Alcune persone non credono nell'esistenza di Dio e nel Suo potere sul mondo. La sfida principale che questo gruppo di persone deve affrontare è come e con quali mezzi vogliono opporsi alla volontà di Dio.
Nella letteratura coranica, con il termine "kafir" ci si riferisce a coloro che rifiutano di accettare la vera religione e non credono nei principi religiosi del Tawheed (Unicità di Dio), della profezia e della resurrezione. Il termine kafir deriva dalla parola "kufr" che in arabo significa nascondere qualcosa. Kufr può essere il risultato di ignoranza o dubbio. Il kufr, come la fede, è qualcosa che è legato al cuore.
Una domanda importante qui è come e con quale potere un kafir vuole e può opporsi alla volontà di Dio?
“Quanto ai miscredenti, né le loro ricchezze e né i loro figli li aiuteranno in alcun modo dinanzi ad Allah. Sono il popolo del fuoco e ivi rimarranno per sempre». (versetto 116 della Surah Al Imran)
I miscredenti e gli oppressori si pongono all'opposto dei credenti le cui caratteristiche sono state menzionate nel Corano, inclusi nei versi precedenti della stessa Surah Al Imran.

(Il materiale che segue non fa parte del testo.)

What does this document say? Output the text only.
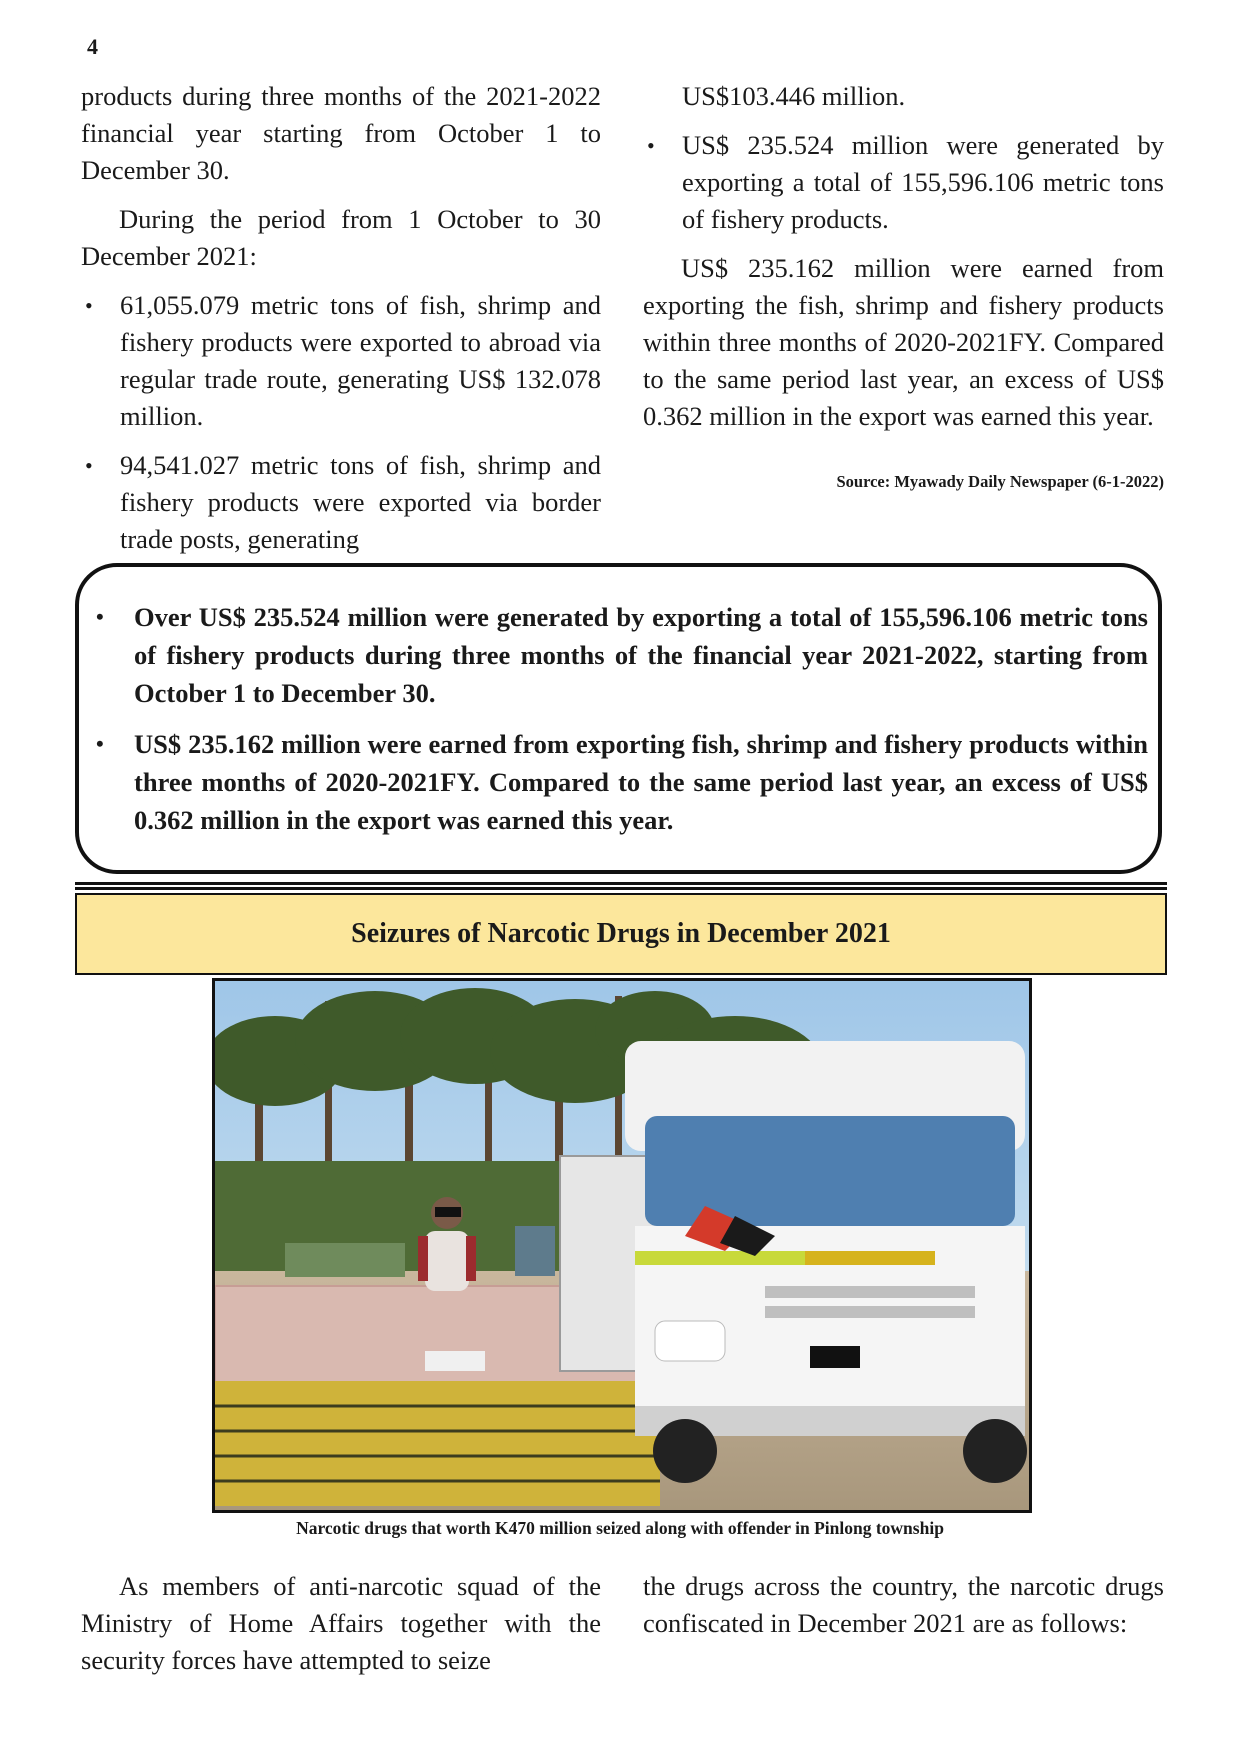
4

products during three months of the 2021-2022 financial year starting from October 1 to December 30.

During the period from 1 October to 30 December 2021:

• 61,055.079 metric tons of fish, shrimp and fishery products were exported to abroad via regular trade route, generating US$ 132.078 million.
• 94,541.027 metric tons of fish, shrimp and fishery products were exported via border trade posts, generating

US$103.446 million.

• US$ 235.524 million were generated by exporting a total of 155,596.106 metric tons of fishery products.

US$ 235.162 million were earned from exporting the fish, shrimp and fishery products within three months of 2020-2021FY. Compared to the same period last year, an excess of US$ 0.362 million in the export was earned this year.

Source: Myawady Daily Newspaper (6-1-2022)
• Over US$ 235.524 million were generated by exporting a total of 155,596.106 metric tons of fishery products during three months of the financial year 2021-2022, starting from October 1 to December 30.
• US$ 235.162 million were earned from exporting fish, shrimp and fishery products within three months of 2020-2021FY. Compared to the same period last year, an excess of US$ 0.362 million in the export was earned this year.
Seizures of Narcotic Drugs in December 2021
Narcotic drugs that worth K470 million seized along with offender in Pinlong township

As members of anti-narcotic squad of the Ministry of Home Affairs together with the security forces have attempted to seize

the drugs across the country, the narcotic drugs confiscated in December 2021 are as follows:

Il fatto che il versetto si riferisca alla ricchezza ed ai figli è perché questi sono i principali capitali materialistici di qualsiasi persona, che possono essere poi la fonte di altri beni materiali.
Il Corano afferma chiaramente che i beni finanziari ed il poteri mondano non possono in alcun modo essere considerati degli averi contro Dio e fare affidamento su di essi è un grave errore. Questi porteranno beneficio agli uomini solo quando vengono utilizzati sulla Retta Via, altrimenti i loro proprietari saranno "il popolo del fuoco".
Il Corano sottolinea in vari versetti che né la ricchezza, né figli, parenti, coniuge, amici, né qualsiasi altra cosa sarebbero efficaci quando si tratta dell'ira di Dio.
Secondo il versetto 117 della Surah Al Imran, “La ricchezza che spendono in questa vita mondana è come un vento gelido che colpisce il raccolto di un popolo che ha fatto torto a se stesso e lo distrugge. Allah non ha fatto loro alcun torto, ma essi hanno fatto male a se stessi”.
Tutti gli sforzi fatti in questo mondo e le ricchezze spese dai miscredenti sulla via della menzogna sono come seminare una terra sterile esposta a venti gelidi. Dall'avvento dell'Islam, tutti i complotti, le aggressioni e la propaganda contro la fede sono falliti e la religione di Dio è cresciuta giorno dopo giorno. La vittoria finale appartiene certamente all'Islam.
Messaggi del versetto 117 della Surah Al Imran:
1- La fede ha un impatto sulle azioni. Il kufr e le intenzioni poco sincere fanno sì che non si tragga completo beneficio nemmeno quando si compie un atto come l'infaq (elemosina).
2- I peccati ed il male compiuto dalle persone sono tra i fattori che contribuiscono ai disastri naturali. "... un vento gelido che colpisce il raccolto."
3- I peccati distruggono i benefici delle buone azioni. "...colpisce il raccolto di un popolo che ha fatto torto a se stesso e lo distrugge".
4- L'ira di Dio non è un'ingiustizia ma è il risultato delle stesse azioni delle persone. "Allah non ha fatto loro alcun torto, ma loro hanno fatto male a se stessi".